Around this time, Mr. Peck left the Wylie Agency (“Everything just seemed to grind down to a halt there,” he said) and signed on with Richard Abate, a commercial agent who says Mr. Peck is the best-read writer on his roster. With Mr. Abate at his side, Mr. Peck ran as far away as possible from the literary establishment that had rejected him and spent the next few years working on a young-adult novel called Sprout and a series of books for 10-year-olds called Drift House, an adventure tale about evil mermaids, for Bloomsbury’s children’s division. He also wrote a thriller called Body Surfing, which will be published by the Simon & Schuster imprint Atria.

Until recently, Mr. Peck was thinking about scaring up some rent money by finding a new publisher for Garden, that pesky fourth novel he wrote in 1998 that remains, because of circumstances, unpublished. Then he got a call from Mr. Abate, who was looking for a collaborator for Mr. Kring.

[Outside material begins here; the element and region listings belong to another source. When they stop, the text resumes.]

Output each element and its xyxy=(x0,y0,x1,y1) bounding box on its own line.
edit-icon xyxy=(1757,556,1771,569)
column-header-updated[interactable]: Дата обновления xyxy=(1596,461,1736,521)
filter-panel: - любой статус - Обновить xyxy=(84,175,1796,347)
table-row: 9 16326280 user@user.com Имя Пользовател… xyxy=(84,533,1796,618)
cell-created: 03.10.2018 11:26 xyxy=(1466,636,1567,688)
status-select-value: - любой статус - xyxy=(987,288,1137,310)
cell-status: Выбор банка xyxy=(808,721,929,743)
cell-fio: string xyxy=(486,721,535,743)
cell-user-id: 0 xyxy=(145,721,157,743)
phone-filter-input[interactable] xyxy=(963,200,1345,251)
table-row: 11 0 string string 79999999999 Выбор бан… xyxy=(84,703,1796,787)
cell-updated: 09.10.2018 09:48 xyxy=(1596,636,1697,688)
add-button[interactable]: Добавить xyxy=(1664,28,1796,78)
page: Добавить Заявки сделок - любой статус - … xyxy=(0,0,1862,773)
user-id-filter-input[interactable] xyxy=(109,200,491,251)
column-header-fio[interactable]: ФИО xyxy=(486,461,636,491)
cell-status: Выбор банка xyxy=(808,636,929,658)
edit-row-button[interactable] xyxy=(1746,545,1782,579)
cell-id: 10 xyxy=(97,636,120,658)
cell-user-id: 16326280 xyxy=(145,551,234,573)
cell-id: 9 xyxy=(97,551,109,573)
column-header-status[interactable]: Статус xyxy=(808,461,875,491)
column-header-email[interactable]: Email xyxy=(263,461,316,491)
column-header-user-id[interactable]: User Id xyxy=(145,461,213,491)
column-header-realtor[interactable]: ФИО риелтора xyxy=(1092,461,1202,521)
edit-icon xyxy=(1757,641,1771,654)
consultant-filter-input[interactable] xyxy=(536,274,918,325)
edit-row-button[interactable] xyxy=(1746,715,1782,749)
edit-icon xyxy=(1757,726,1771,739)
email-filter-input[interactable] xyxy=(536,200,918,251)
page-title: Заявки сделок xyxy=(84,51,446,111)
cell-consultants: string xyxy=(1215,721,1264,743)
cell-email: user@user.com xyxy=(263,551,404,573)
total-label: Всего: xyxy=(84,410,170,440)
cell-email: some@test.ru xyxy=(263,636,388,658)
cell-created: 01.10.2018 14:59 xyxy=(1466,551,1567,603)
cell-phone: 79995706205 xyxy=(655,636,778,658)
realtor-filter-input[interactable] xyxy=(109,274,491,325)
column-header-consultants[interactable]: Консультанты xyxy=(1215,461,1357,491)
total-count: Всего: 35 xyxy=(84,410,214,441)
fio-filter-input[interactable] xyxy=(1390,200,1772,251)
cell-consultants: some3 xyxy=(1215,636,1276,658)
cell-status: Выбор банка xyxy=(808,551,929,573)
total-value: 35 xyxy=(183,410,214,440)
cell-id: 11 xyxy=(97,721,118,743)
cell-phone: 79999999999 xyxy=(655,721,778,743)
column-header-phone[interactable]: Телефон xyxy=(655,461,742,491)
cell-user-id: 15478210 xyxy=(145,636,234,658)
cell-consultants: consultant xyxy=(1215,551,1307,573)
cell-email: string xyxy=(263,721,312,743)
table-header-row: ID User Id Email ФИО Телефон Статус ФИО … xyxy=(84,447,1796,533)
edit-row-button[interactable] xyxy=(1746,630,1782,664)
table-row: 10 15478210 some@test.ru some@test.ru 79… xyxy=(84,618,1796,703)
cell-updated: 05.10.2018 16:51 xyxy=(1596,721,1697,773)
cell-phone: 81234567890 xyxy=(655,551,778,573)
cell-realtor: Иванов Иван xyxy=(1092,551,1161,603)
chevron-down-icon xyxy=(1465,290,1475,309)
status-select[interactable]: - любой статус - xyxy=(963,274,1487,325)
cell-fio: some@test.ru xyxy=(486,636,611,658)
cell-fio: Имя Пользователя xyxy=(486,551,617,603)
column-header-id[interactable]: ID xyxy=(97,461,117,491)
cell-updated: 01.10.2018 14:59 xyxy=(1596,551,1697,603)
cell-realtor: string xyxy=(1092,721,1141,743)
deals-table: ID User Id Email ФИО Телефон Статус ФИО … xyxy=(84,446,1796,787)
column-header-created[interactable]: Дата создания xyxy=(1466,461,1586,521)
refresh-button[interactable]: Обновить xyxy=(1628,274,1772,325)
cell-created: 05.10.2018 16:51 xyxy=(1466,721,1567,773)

Mr. Peck and Mr. Kring talked on the phone and were soon at work on a proposal. Before they knew it, the deal was done. Both of them were startled by how much money they were offered.

Still, don’t expect Mr. Peck to get all tech-savvy on this project. “I think I’m too old for the interactive aspect of it,” he said. “For me, TV is pretty much TV, and books are pretty much books.”